I've changed the aura around me so there are no gaps of vulnerability.  They now have nothing to worry about.  Neither
do I.

Now that my treatment has ended, I've left behind my daily cancer identity.  I no longer have those conversations with
people.  Sure, folks ask me how I am doing but people are not so frightened of the answer.  I look good, I feel good, my
prognosis is good and I function like a regular woman.   But I'm not.  I am a woman who had breast cancer and I am
wiser because of it.  I stop people in mid-horror-story saying, "I have my own cancer story, thank you."   I don't jump on
the "I can't believe it" bandwagon because I do believe it -- I do believe that breast cancer is of epidemic proportions.  
And, I don't pretend to have conversations with people who do all the talking.  I leave.

I have learned what a strong woman looks like.   It's the friend who says:  "I will be by your side for this journey, no
matter how difficult."  I've learned the difference between someone who gives you healing energy and someone who
envies that energy: "I didn't gain weight on tamoxofen for 3 months…I mean 5 months…I mean the side effects didn't
kick in til 6 months…how long have you been on it again?"
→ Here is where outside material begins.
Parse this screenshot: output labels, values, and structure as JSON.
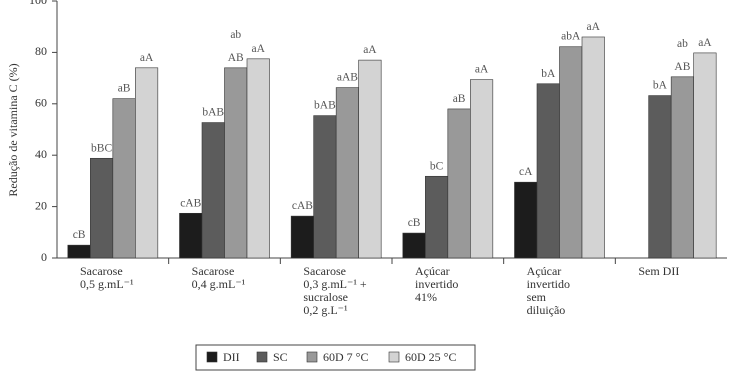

I've learned to gratefully receive every day with love and joy and humor and I don't care if people are uncomfortable
around my cancer.  I am wide and open, but I am no longer vulnerable to sad, empty eyes.

So, Dear-Friend-With-Cancer, the next time a woman tries to project all her anxiety on to you, remember that she wants
you to protect her from getting cancer.  You already know that you can't.  You don't have to listen to the stories, the
stats, the names, and the docs.  You have your very own stories to tell the people who really do listen to you.  Tell her
that you understand her fears and cut her Cancer Communication short: simply remind her that you are not contagious.